Introdotti dal solito saccente e prolisso maestro di cerimonie, gli Yes, nel loro concerto al Tendastrisce di Roma, hanno rischiato, per il rotto della cuffia, di essere risucchiati in quella sorta di “notte dei morti viventi” da qualche anno in scena a Roma. Solitamente partecipa a queste serate un pubblico di attempati appassionati del cosiddetto “genere progressive” piuttosto di bocca buona, pronti a sbavare anche per la più scadente band, purchè ben stagionata. È questo, purtroppo, lo scenario musicale romano, vecchie glorie, qualche gruppo di raccomandati, protetti dalle varie confraternite che gestiscono la musica rock a Roma, nessuno spazio a gruppi emergenti (il più delle volte nemmeno pagati). Poi ci si lamenta della mancanza di validi gruppi rock e della stasi del mercato discografico…



Dopo questa doverosa introduzione il vostro recensore si è ripromesso di non andare più ad ascoltare concerti del genere per amore, come in questo caso, di musicisti che definire straordinari è troppo poco.
Gli Yes sono stati insieme ai leggendari King Crimson (i capostipiti) e ai primi Genesis, la più alta espressione del cosiddetto rock romantico (e/o progressive) e il sottoscritto, li considera tra i più grandi gruppi della storia del rock.



Il loro stile prevedeva la perfetta fusione fra influenze rock, classiche, jazz e cori al livello dei Beach Boys e poteva vantare sulla maestria di solisti del calibro di Bill Bruford alla batteria, Cris Squire al basso, Rick Wakeman al piano e tastiere, oltre quell’autentica leggenda della chitarra rock che è Steve Howe.
Proprio Howe, nonostante i sessantadue anni, l’altra sera ha manifestato ancora una volta tutta la sua grandezza sulla elettrica.
Li ascoltammo per la prima volta nel 1971 quando “The Yes Album” era entrato in classifica negli USA e rimanemmo colpiti nel vedere un chitarrista rock esibirsi con una chitarra jazz (Gibson ES 175) e con uno stile così personale.
La leggendaria chitarra era con lui a Roma quando, suonando Yours Is No Disgrace, tratta appunto da “The Yes Album”, ci ha riportato a quei memorabili periodi.

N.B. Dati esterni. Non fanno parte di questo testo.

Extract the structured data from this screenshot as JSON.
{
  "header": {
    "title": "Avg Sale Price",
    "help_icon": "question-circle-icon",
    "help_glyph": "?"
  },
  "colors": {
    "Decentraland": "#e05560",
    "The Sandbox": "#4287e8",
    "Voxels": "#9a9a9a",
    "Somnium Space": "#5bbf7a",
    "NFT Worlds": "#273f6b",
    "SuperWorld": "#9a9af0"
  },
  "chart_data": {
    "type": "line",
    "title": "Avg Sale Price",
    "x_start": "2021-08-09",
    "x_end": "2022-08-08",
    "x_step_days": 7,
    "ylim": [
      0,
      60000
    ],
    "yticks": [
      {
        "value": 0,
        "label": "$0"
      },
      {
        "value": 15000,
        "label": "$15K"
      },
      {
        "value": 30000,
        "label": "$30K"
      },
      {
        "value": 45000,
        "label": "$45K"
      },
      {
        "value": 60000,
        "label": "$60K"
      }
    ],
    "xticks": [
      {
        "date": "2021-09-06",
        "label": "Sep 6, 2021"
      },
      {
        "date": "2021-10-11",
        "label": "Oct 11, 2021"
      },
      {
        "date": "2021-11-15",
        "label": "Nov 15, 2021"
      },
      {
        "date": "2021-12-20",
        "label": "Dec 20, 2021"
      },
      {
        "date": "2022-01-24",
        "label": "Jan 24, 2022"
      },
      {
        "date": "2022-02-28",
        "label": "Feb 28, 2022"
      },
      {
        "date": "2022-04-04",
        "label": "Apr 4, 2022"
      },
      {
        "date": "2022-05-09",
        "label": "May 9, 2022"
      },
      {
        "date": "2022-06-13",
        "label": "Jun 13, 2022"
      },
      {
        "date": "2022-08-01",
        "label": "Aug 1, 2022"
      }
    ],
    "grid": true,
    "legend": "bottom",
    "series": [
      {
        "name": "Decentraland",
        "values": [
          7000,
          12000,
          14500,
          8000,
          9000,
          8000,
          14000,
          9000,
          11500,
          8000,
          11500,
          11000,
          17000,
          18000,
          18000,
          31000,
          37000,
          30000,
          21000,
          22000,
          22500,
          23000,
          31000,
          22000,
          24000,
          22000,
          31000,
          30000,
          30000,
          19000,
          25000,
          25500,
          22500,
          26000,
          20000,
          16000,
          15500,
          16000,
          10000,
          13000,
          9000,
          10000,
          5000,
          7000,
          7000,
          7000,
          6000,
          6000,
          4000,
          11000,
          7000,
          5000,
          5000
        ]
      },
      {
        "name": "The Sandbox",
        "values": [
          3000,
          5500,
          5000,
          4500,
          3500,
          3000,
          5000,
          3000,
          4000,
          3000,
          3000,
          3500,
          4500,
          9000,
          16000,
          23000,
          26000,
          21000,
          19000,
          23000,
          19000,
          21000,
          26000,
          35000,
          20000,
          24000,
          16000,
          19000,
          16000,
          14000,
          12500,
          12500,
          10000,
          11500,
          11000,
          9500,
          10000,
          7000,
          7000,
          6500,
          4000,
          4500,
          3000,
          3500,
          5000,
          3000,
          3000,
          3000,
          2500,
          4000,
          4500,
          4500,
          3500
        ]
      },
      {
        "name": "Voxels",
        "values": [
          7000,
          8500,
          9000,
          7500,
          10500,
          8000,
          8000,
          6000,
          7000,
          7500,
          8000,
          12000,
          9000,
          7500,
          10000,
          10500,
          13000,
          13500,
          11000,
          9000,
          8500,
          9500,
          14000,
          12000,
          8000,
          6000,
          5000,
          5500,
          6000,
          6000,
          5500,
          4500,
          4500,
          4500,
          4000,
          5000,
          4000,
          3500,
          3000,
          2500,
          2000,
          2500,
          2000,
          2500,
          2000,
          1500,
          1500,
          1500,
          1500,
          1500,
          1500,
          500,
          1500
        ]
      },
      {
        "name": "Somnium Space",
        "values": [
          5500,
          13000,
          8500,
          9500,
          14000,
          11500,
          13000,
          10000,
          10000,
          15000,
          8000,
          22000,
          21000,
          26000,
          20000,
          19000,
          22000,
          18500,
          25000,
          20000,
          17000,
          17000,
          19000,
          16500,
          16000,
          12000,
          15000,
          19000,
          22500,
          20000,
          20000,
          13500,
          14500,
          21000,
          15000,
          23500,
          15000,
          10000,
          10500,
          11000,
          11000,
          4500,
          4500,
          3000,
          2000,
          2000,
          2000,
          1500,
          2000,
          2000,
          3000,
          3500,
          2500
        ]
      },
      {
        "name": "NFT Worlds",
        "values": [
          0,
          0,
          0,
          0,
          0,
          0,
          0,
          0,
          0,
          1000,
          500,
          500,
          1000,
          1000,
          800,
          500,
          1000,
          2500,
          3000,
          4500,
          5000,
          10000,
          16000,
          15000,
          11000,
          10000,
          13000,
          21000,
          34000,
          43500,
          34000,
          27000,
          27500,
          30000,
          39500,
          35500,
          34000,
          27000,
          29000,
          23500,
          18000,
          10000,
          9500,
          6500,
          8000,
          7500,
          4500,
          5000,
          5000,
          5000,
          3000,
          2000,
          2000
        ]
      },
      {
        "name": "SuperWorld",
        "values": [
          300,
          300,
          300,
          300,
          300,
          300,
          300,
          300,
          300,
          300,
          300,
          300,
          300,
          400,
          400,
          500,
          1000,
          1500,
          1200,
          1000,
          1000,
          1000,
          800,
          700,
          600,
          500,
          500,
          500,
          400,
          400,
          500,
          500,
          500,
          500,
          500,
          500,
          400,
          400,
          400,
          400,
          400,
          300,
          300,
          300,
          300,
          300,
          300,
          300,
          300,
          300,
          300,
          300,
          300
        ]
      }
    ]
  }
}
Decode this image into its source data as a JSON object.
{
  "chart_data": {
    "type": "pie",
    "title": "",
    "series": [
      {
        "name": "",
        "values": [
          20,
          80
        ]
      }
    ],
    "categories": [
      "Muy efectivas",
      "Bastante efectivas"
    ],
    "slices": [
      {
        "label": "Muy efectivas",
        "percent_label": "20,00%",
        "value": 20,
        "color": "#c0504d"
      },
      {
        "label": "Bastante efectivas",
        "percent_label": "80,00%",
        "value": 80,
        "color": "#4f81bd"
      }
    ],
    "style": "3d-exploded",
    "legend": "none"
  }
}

È stato un susseguirsi di vecchi brani (il gruppo da tempo non produce più dischi di interesse): Roundabout, Heart of The Sunrise, Siberian Kathru, I’ve Seen All Good People oltre a brani tratti da “Drama” (quando nella formazione entrarono i Buggles) unitamente a Owner of A Lonely Heart, la loro più grande hit, che negli anni Ottanta li portò ai vertici delle classifiche mondiali con Trevor Rabin alla chitarra e Jon Anderson alla voce. Proprio il maestro di cerimonia di cui sopra, con un sottile gioco di parole, senza nominarlo, aveva fatto capire che Jon Anderson (membro fondatore) non era più della partita perchè la sua voce non ce la faceva più.

 

 

 

 

A dire il vero Anderson è stato male piuttosto seriamente, è tornato in tour anche in Italia ma non può, vista la complessità delle parti, reggere i ritmi infernali dei tour degli Yes, reduci da un lungo giro americano che li ha visti, in estate, dividere il palco con gli Asia.
Il sostituto scelto per la sua voce simile (precisiamo simile) oltre a dimenticarsi qualche testo ha preso, sugli acuti, tre stecche da paura, a dimostrazione che ognuno di noi è unico e Jon Anderson guarda caso, lo era, non così si puo dire di Benoit David.

 

 

 

Il gruppo completato da Oliver Wakeman alle tastiere (figlio di Rick), da uno spento Alan White alla batteria ha potuto contare oltre a Howe sul sempre valido Cris Squire, neo papà e prossimo a condividere un nuovo progetto musicale con Steve Hackett (ex chitarrista dei Genesis).
Discreta la produzione, buono l’ascolto, scenografia essenziale, nulla a che fare con i bellissimi palchi dei bei tempi che furono. In definitiva ancora raccomandabili (se ascoltati lontano da Roma).